Frontotemporal dementia (FTD) is a common aging-related neurodegenerative disease and shares a wide
spectrum of clinical, pathological, and genetic features with amyotrophic lateral sclerosis (ALS). Recent advance
in genetics study indicates that pathogenic mutations of most ALS genes are also causative to FTD. Substantial
evidence from genetics study suggests Ubqln2 as a causative gene of both ALS and FTD, but how Ubqln2
causes the diseases is not known. Overexpression of Ubqln2 with or without a pathogenic mutation causes
indistinguishable phenotypes reminiscent of ALS and FTD, suggesting that pathogenic mutation or excess
expression of Ubqln2 is both pathogenic for the diseases. As deletion of the Ubqln2 in knockout rodents does
not affect neuronal function, pathogenic Ubqln2 likely causes the diseases through a gain of unknown function.

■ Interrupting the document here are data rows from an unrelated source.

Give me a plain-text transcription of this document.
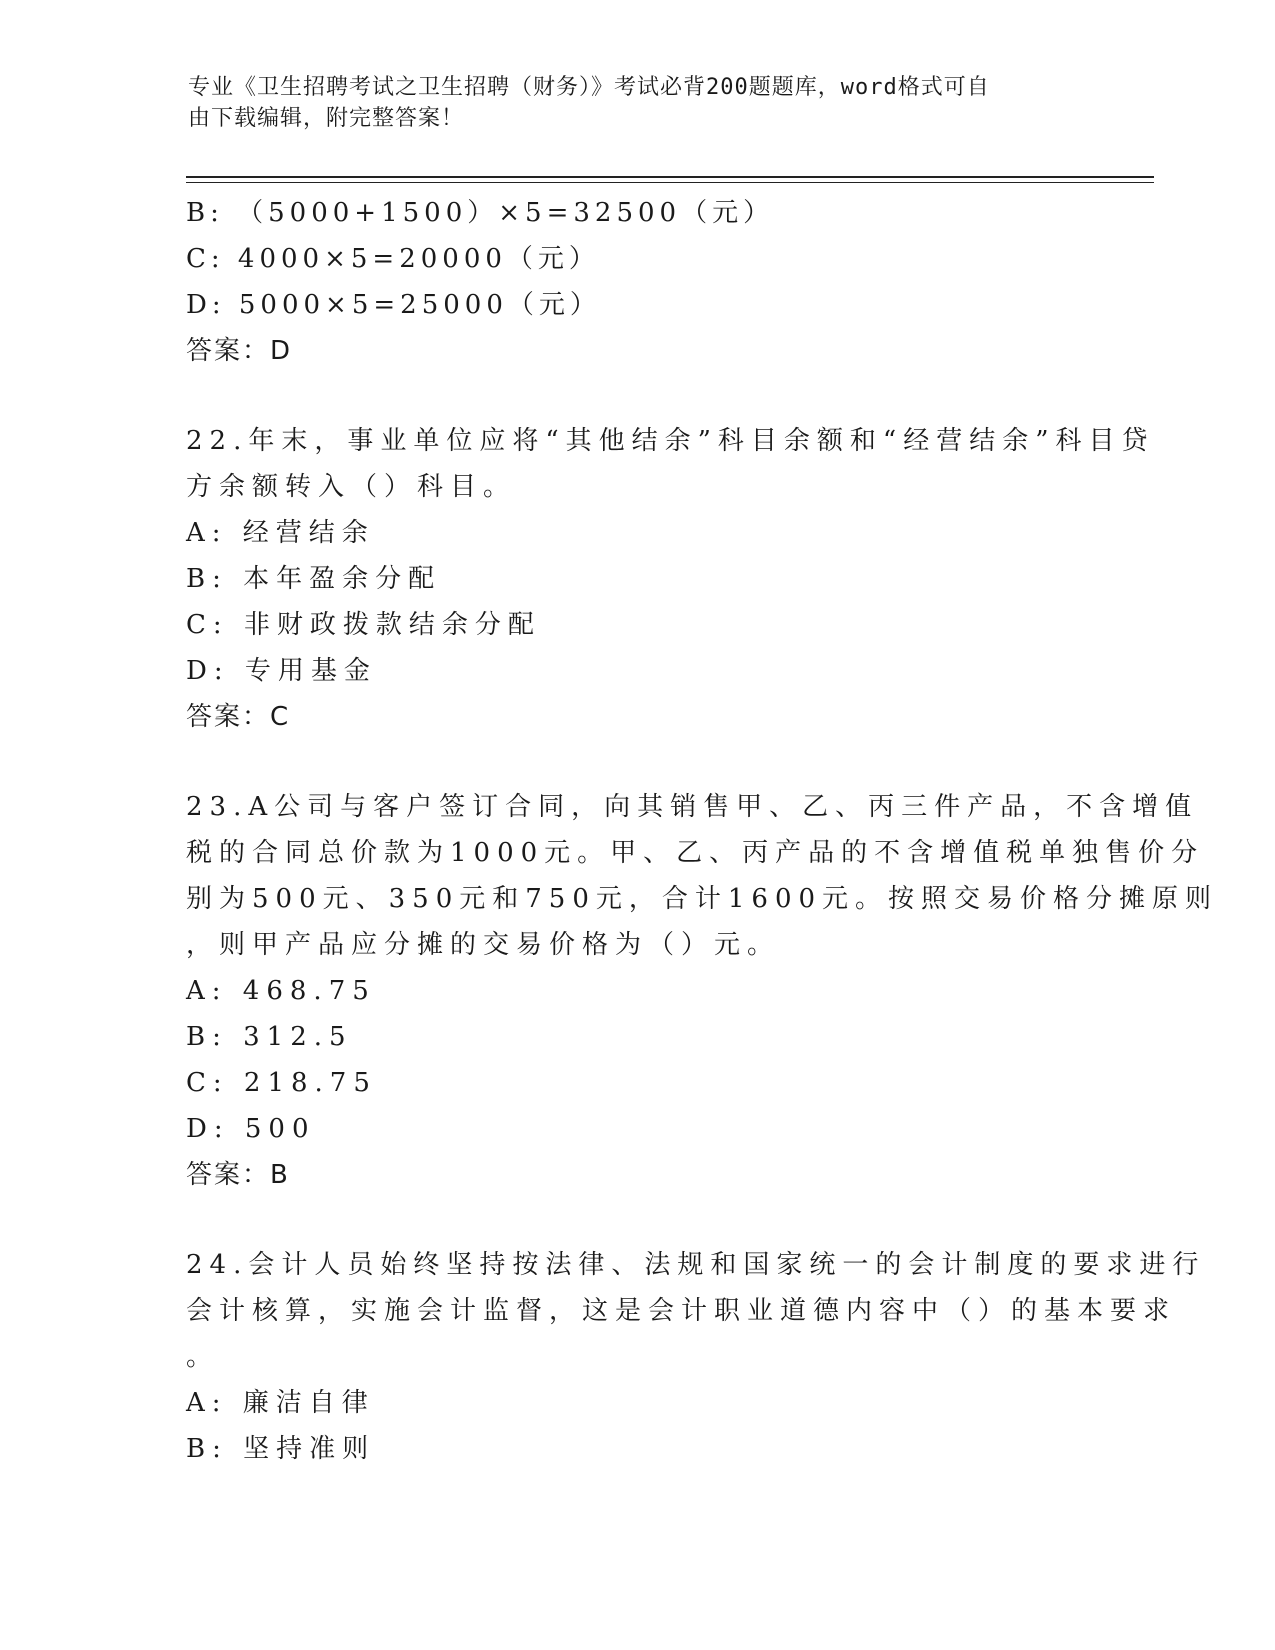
专业《卫生招聘考试之卫生招聘（财务）》考试必背200题题库，word格式可自
由下载编辑，附完整答案！
B: （5000+1500）×5=32500（元）
C: 4000×5=20000（元）
D: 5000×5=25000（元）
答案：D
22.年末，事业单位应将“其他结余”科目余额和“经营结余”科目贷
方余额转入（）科目。
A: 经营结余
B: 本年盈余分配
C: 非财政拨款结余分配
D: 专用基金
答案：C
23.A公司与客户签订合同，向其销售甲、乙、丙三件产品，不含增值
税的合同总价款为1000元。甲、乙、丙产品的不含增值税单独售价分
别为500元、350元和750元，合计1600元。按照交易价格分摊原则
，则甲产品应分摊的交易价格为（）元。
A: 468.75
B: 312.5
C: 218.75
D: 500
答案：B
24.会计人员始终坚持按法律、法规和国家统一的会计制度的要求进行
会计核算，实施会计监督，这是会计职业道德内容中（）的基本要求
。
A: 廉洁自律
B: 坚持准则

A prominent feature of Ubqln2 related diseases is protein aggregation, which is well reproduced in transgenic
rodents overexpressing Ubqln2. Using biochemical approaches, we attempt to unravel how pathogenic Ubqln2
induces neuronal dysfunction via its gained aggregation-prone feature. Our preliminary studies observed that
Ubqln2 is deregulated in FTD patients and at miRNA deficiency. The proposed research will determine how
deregulated Ubqln2 expression is related to impaired cognitive function and neuronal death in novel rat models
and how miRNA deficiency leads to deregulated Ubqln2 expression and to cortical dementia in the diseases.
Upon completion, the proposed research will gain a mechanistic insight on Ubqln2 related diseases and likely
will identify a network of genes essential to neuronal survival and cognitive function.